USMNT, with another surging second half, takes another step toward 2022 World Cup

COLUMBUS, OH - JANUARY 27: Antonee Robinson #5 of United States celebrates with his teammates after scoring his team's first goal during the FIFA World Cup Qatar 2022 qualifiers match between United States and El Salvador at Field on January 27, 2022 in Columbus, Ohio. (Photo by Omar Vega/Getty Images)
U.S. fullback Antonee Robinson celebrates his second critical goal of the 2022 World Cup qualifying cycle, a winner against El Salvador on Thursday in Columbus. (Photo by Omar Vega/Getty Images) (Omar Vega via Getty Images)

If soccer games lasted only 45 minutes, the U.S. men's national team would be on the brink of missing another World Cup. And no, that isn't an exaggeration. Not after Thursday night, after another frustrating first half, another 45-minute stalemate against a country one-fiftieth the United States' size.

It was Game 9 of a 14-round qualifying gauntlet. It was also the ninth time the USMNT trudged into a locker room at halftime without a lead. And it was the ninth time that, within a panic-prone fan base, there was something between horror and unease.

Then, as there so often has been since the cycle began in September, there was a response. A second-half surge. And a significant step toward the 2022 World Cup.

Antonee Robinson lashed home a 51st-minute winner. The U.S. beat El Salvador, 1-0. It momentarily jumped to the top of North and Central America's qualifying table. The Americans likely won't end the night there — Canada will reclaim pole position if it hangs on to beat Honduras — but they are well on their way to Qatar.

In reality, they have been for months. But sluggish first halves have made the campaign more tense and trying than a simple list of results would make it seem. The U.S. has scored just twice before halftime. If games ended there, its record would be 0-8-1.

But four months ago, there was the comeback in Honduras. In the months that followed, there were second-half breakthroughs against Jamaica, Costa Rica and Mexico.

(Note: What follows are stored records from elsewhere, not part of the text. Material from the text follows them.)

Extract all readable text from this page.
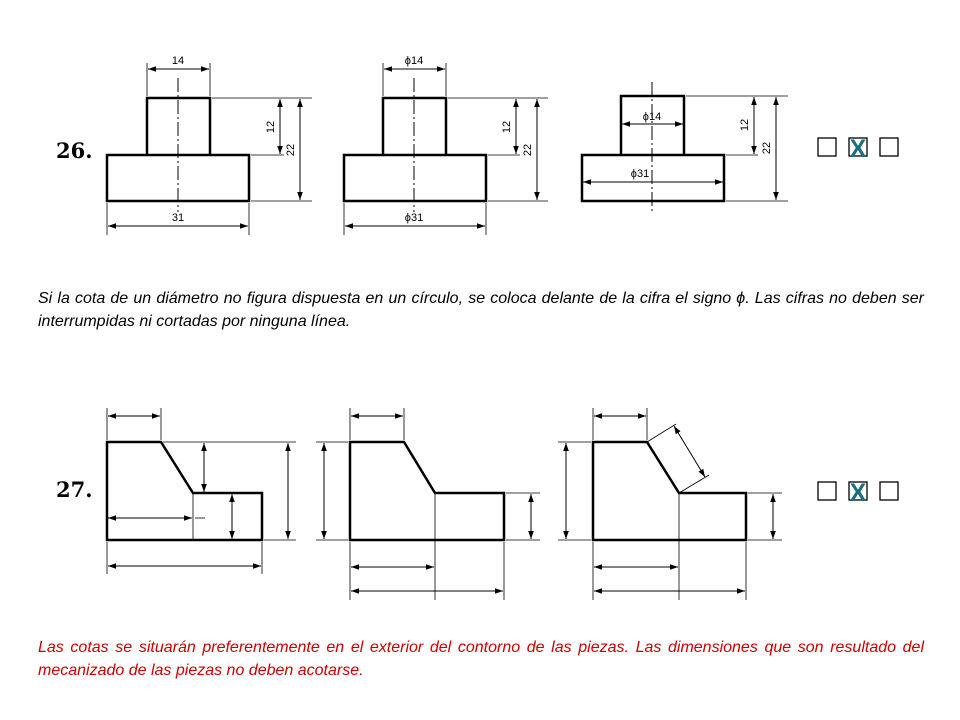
14
31
12
22
ϕ14
ϕ31
12
22
ϕ14
ϕ31
12
22	X
X
26.
Si la cota de un diámetro no figura dispuesta en un círculo, se coloca delante de la cifra el signo ϕ. Las cifras no deben ser interrumpidas ni cortadas por ninguna línea.
27.
Las cotas se situarán preferentemente en el exterior del contorno de las piezas. Las dimensiones que son resultado del mecanizado de las piezas no deben acotarse.
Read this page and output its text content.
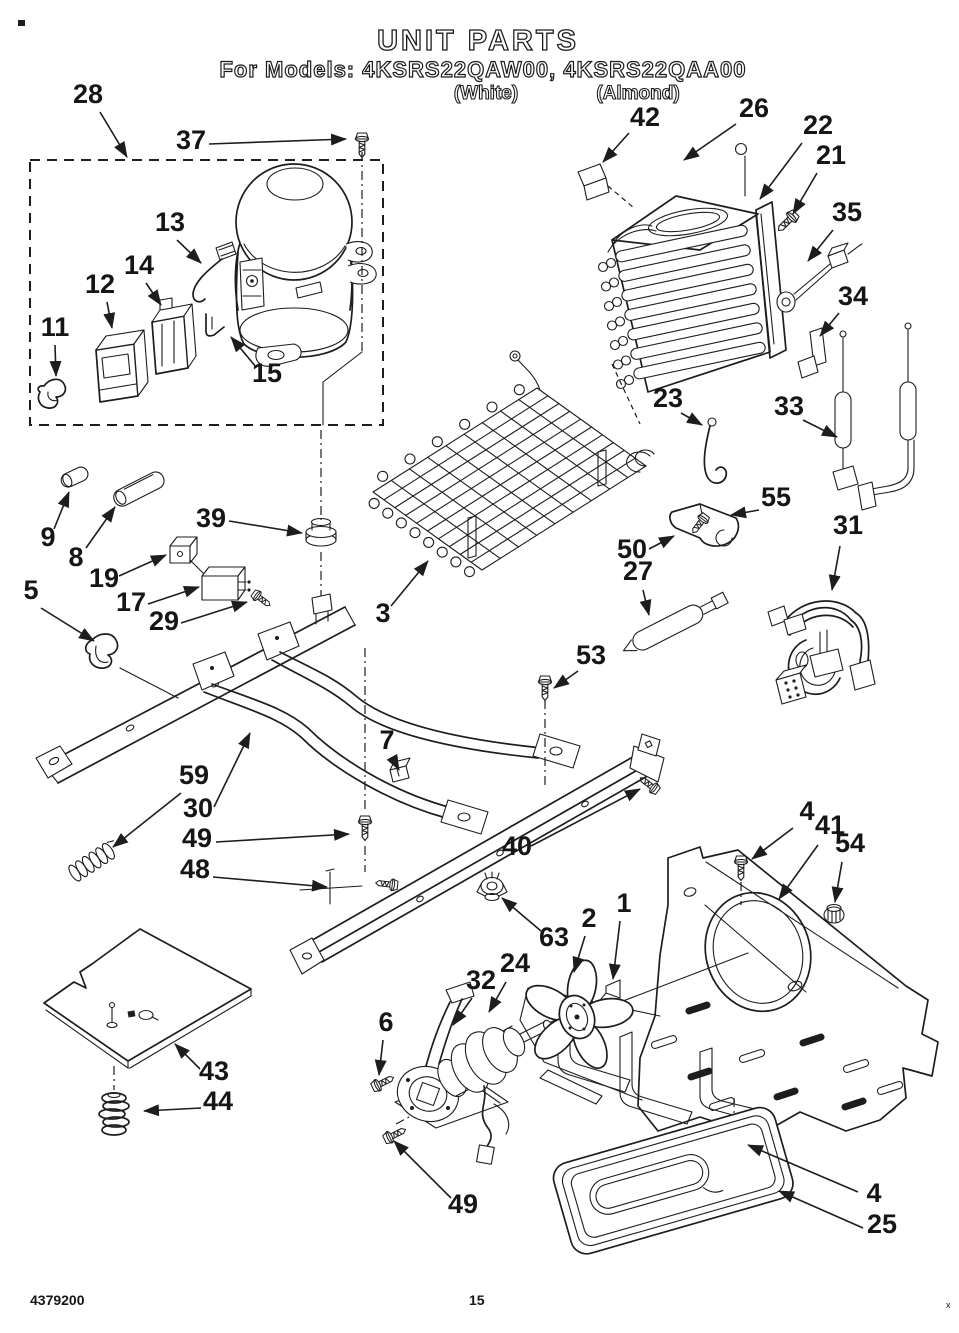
28
37
13
14
12
11
15
42	26
22
21
35
34
23	33
9
8
39
19
17
29
5
3
55
50
27
31
53
59
30
49
48
7
40
63
2 1
4 41
54
32
24
6
43
44
49	4
25
UNIT PARTS
For Models: 4KSRS22QAW00, 4KSRS22QAA00
(White)	(Almond)
4379200	15	x
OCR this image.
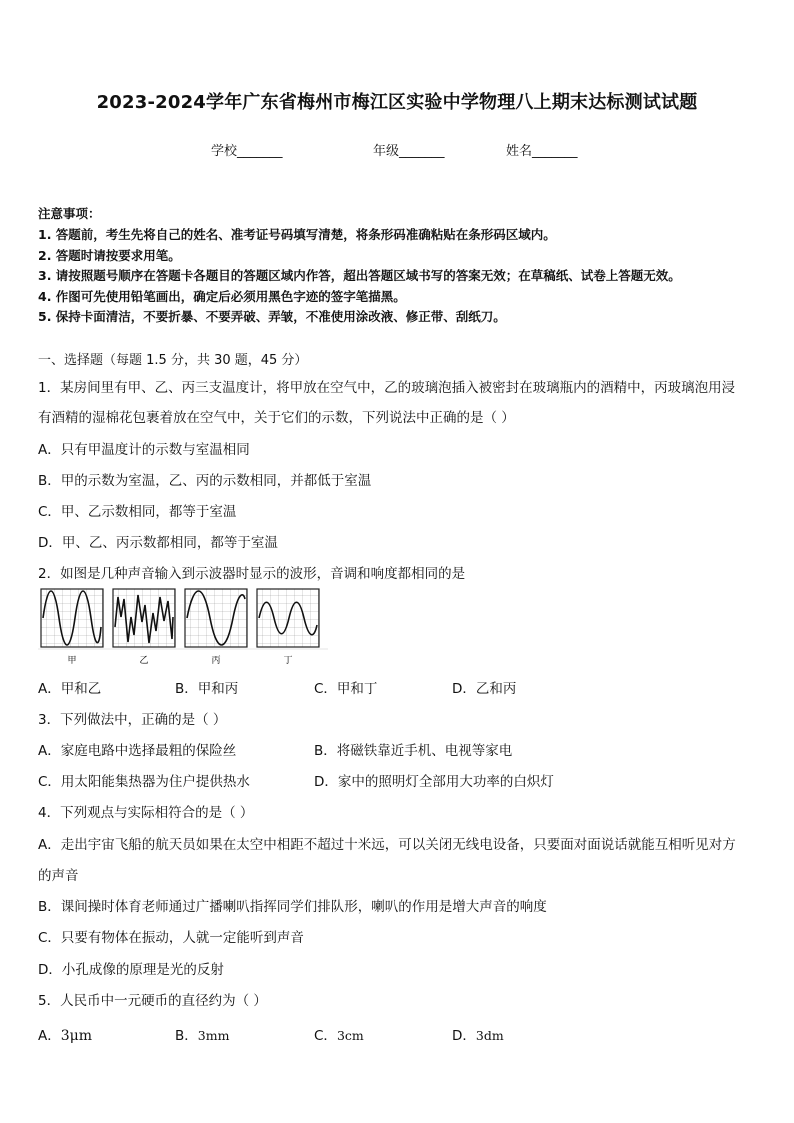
2023-2024学年广东省梅州市梅江区实验中学物理八上期末达标测试试题
学校_______	年级_______	姓名_______
注意事项：
1. 答题前，考生先将自己的姓名、准考证号码填写清楚，将条形码准确粘贴在条形码区域内。
2. 答题时请按要求用笔。
3. 请按照题号顺序在答题卡各题目的答题区域内作答，超出答题区域书写的答案无效；在草稿纸、试卷上答题无效。
4. 作图可先使用铅笔画出，确定后必须用黑色字迹的签字笔描黑。
5. 保持卡面清洁，不要折暴、不要弄破、弄皱，不准使用涂改液、修正带、刮纸刀。
一、选择题（每题 1.5 分，共 30 题，45 分）
1．某房间里有甲、乙、丙三支温度计，将甲放在空气中，乙的玻璃泡插入被密封在玻璃瓶内的酒精中，丙玻璃泡用浸
有酒精的湿棉花包裹着放在空气中，关于它们的示数，下列说法中正确的是（ ）
A．只有甲温度计的示数与室温相同
B．甲的示数为室温，乙、丙的示数相同，并都低于室温
C．甲、乙示数相同，都等于室温
D．甲、乙、丙示数都相同，都等于室温
2．如图是几种声音输入到示波器时显示的波形，音调和响度都相同的是
甲	乙	丙	丁
A．甲和乙	B．甲和丙	C．甲和丁	D．乙和丙
3．下列做法中，正确的是（ ）
A．家庭电路中选择最粗的保险丝	B．将磁铁靠近手机、电视等家电
C．用太阳能集热器为住户提供热水	D．家中的照明灯全部用大功率的白炽灯
4．下列观点与实际相符合的是（ ）
A．走出宇宙飞船的航天员如果在太空中相距不超过十米远，可以关闭无线电设备，只要面对面说话就能互相听见对方
的声音
B．课间操时体育老师通过广播喇叭指挥同学们排队形，喇叭的作用是增大声音的响度
C．只要有物体在振动，人就一定能听到声音
D．小孔成像的原理是光的反射
5．人民币中一元硬币的直径约为（ ）
A．3μm	B．3mm	C．3cm	D．3dm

On Thursday, there was another one, courtesy of the man, Robinson, who initiated the turnaround way back in San Pedro Sula.

Now there are just five games remaining, and perhaps as few as two more victories necessary, and very little doubt the U.S. will get them.

There was, though, at halftime in Columbus, some doubt about Thursday's result. By the end of Thursday's 90 minutes, the performance looked dominant on paper, but for a while, it was anything but.

There were chances in the first half — most notably for U.S. striker Jesus Ferreira — but only chances wasted. There was an out-of-sync press, and Christian Pulisic giveaways, and simmering frustration.

But then came the goal, and American attackers streaming forward, and a breather for Pulisic, with Canada up next on Sunday and Honduras next week.

The gauntlet concludes in March, with trips to Mexico and Costa Rica, and a home date with Panama. The worst-case scenario, at this point, seems to be a fourth-place finish and an intercontinental playoff against New Zealand. The far more likely outcome is a top-three finish and a plane ticket to Qatar in November.